The Toothsome Chocolate Emporium isn't a chain; Comcast's creative staff dreamed it up, though some would argue that Roald Dahl beat them to it with Willy Wonka decades earlier. There's also an Ohio man who filed a $40 million lawsuit last week, claiming that he pitched Comcast execs on a similar chocolate-factory concept. These blurry events likely played a part in Comcast changing the name of the restaurant -- it was originally introduced in May as The Toothsome Chocolate Factory.
A hot restaurant is a pretty big deal, and providing a unique story element with costumed characters roaming around will only add to the mystique. Theme parks are no longer trying to appeal only to young families and fans of bar-raising rides and attractions. Food has become a major component of the experience, something that Disney has been doing for years with its annual food and wine festivals.
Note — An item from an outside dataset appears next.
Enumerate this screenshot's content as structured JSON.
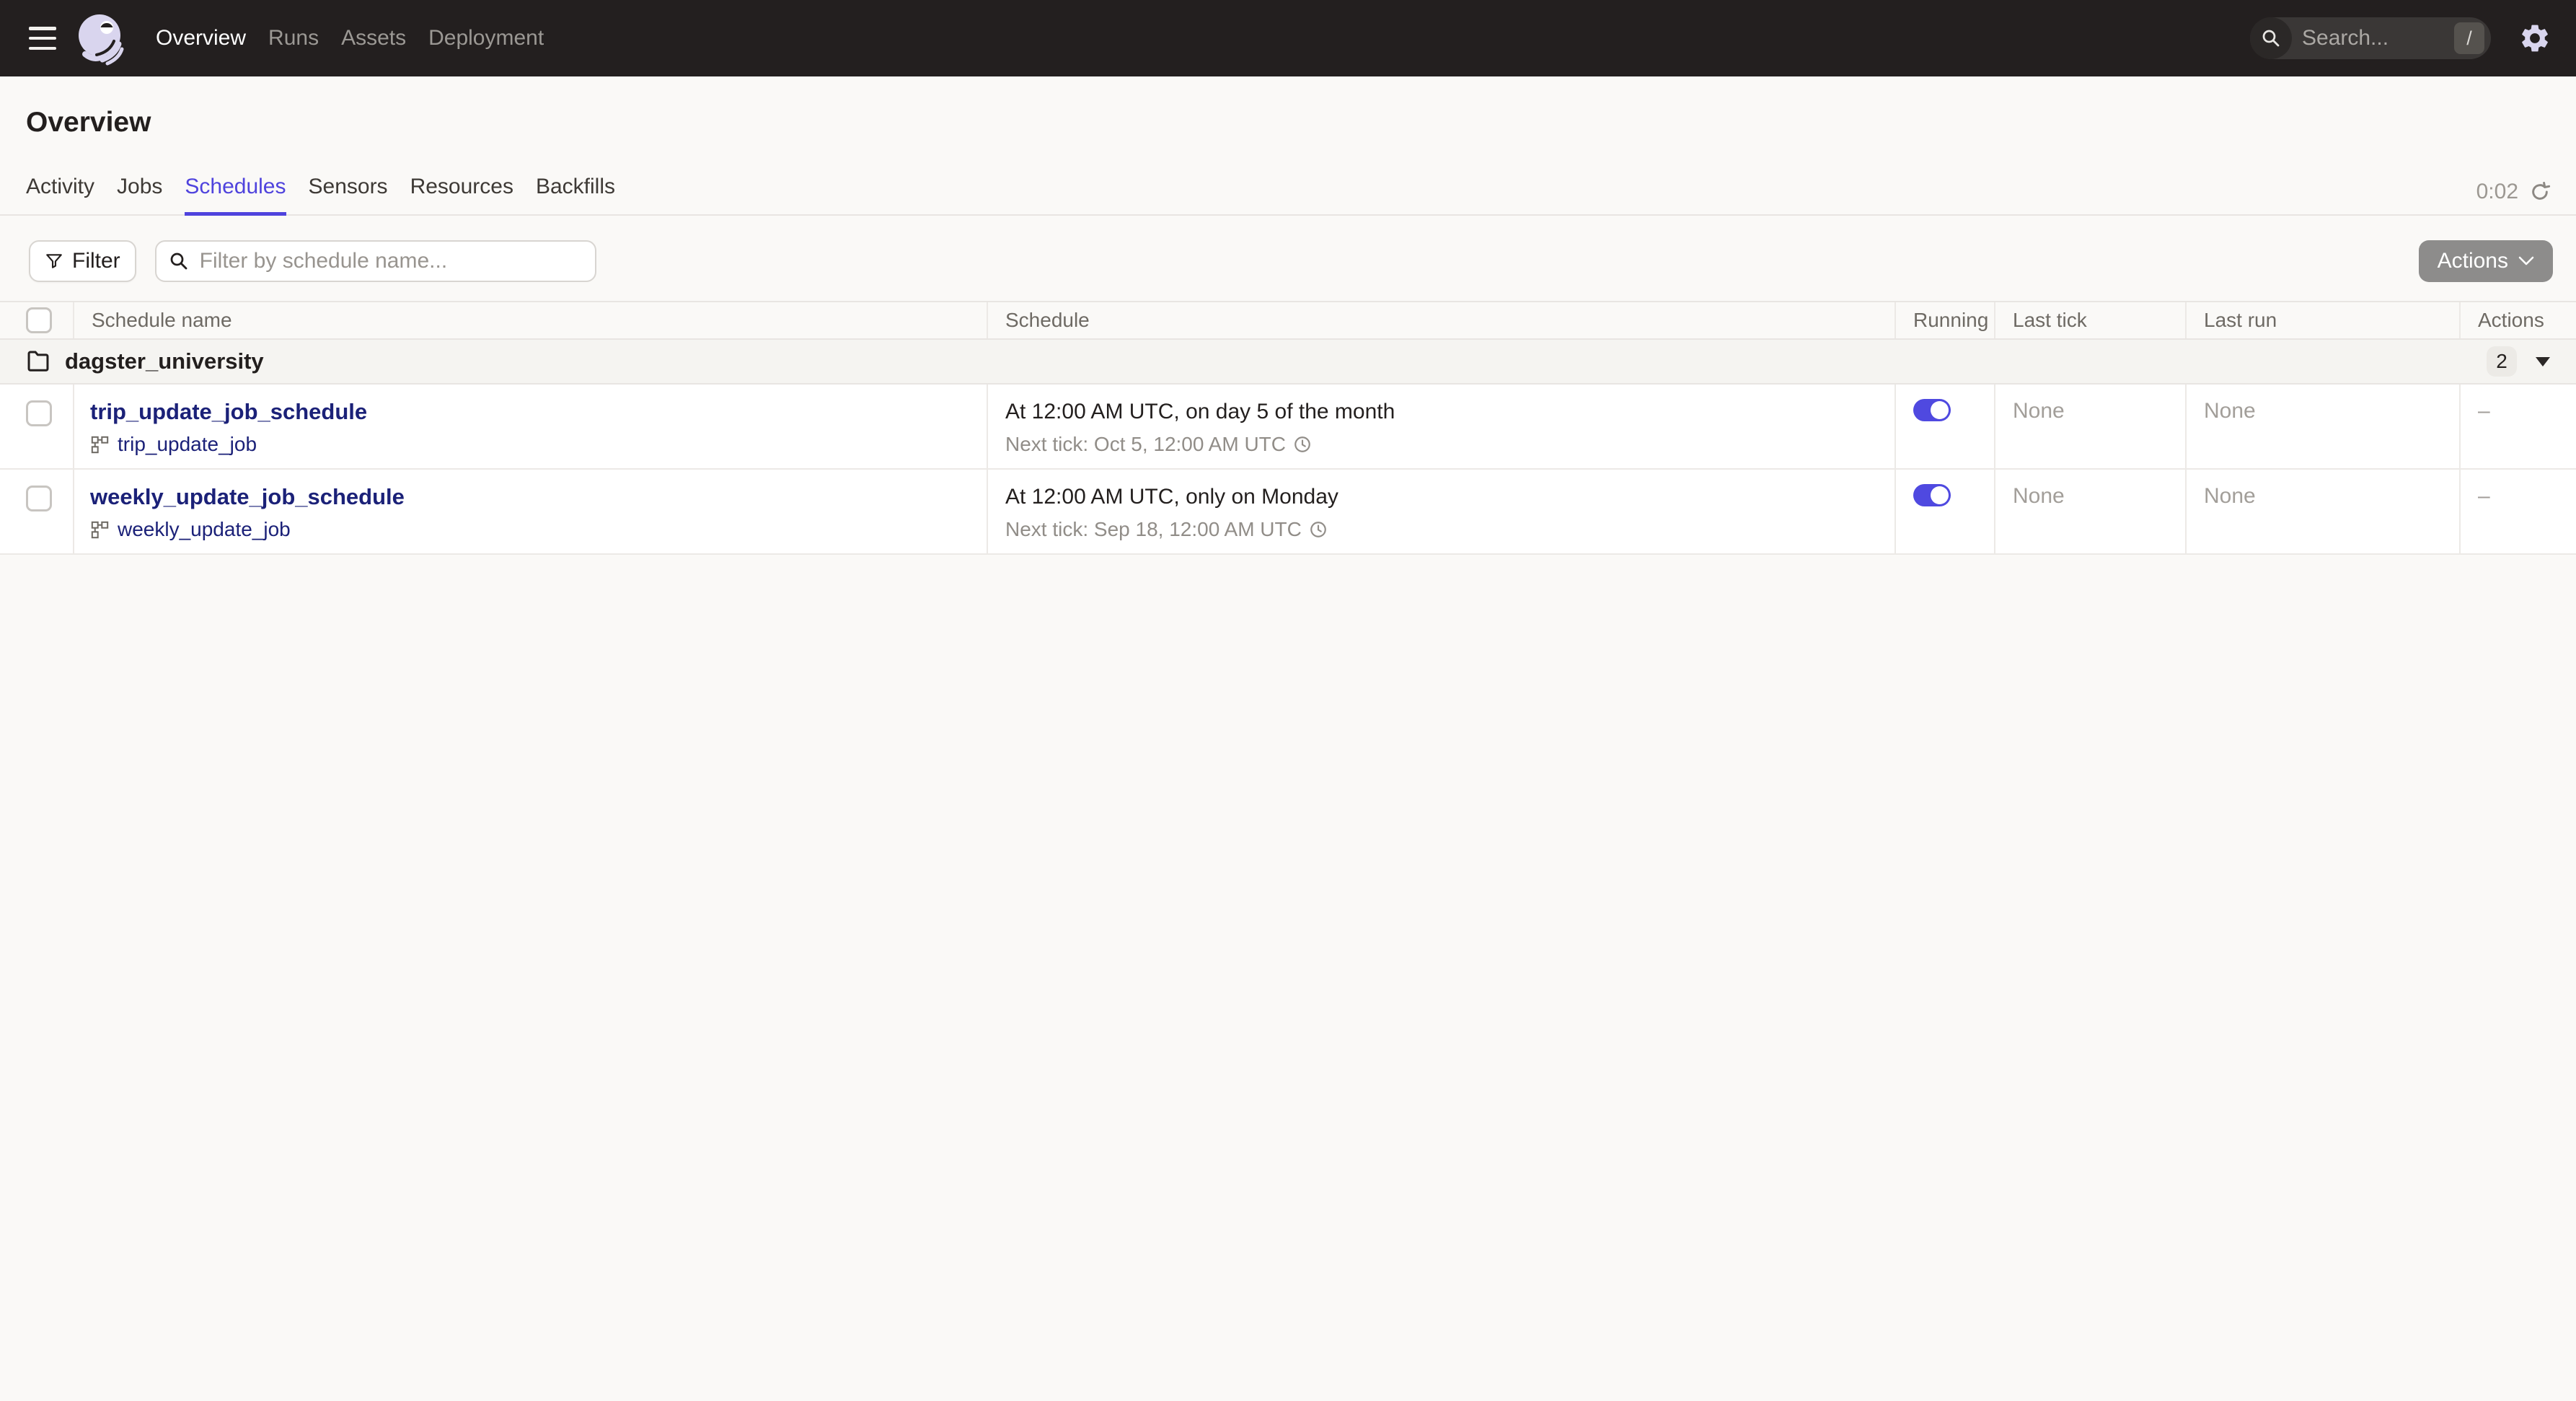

Universal Orlando's new restaurant replaces what used to be NBA City, a basketball-themed casual dining establishment that one could argue had seasonal appeal. It just never seemed as busy when it was the NBA off-season. Comcast has replaced it with a more universal -- and Universal -- audience in mind, and with a concept that it owns.
Comcast has spent the past few years successfully narrowing the attendance gap with Disney World down the road. Now it's trying to hold its own in a food fight. If it ultimately draws more affluent guests with more money to spend on meals into its massive parking garages, it will leave the sweetest desserts for its stockholders.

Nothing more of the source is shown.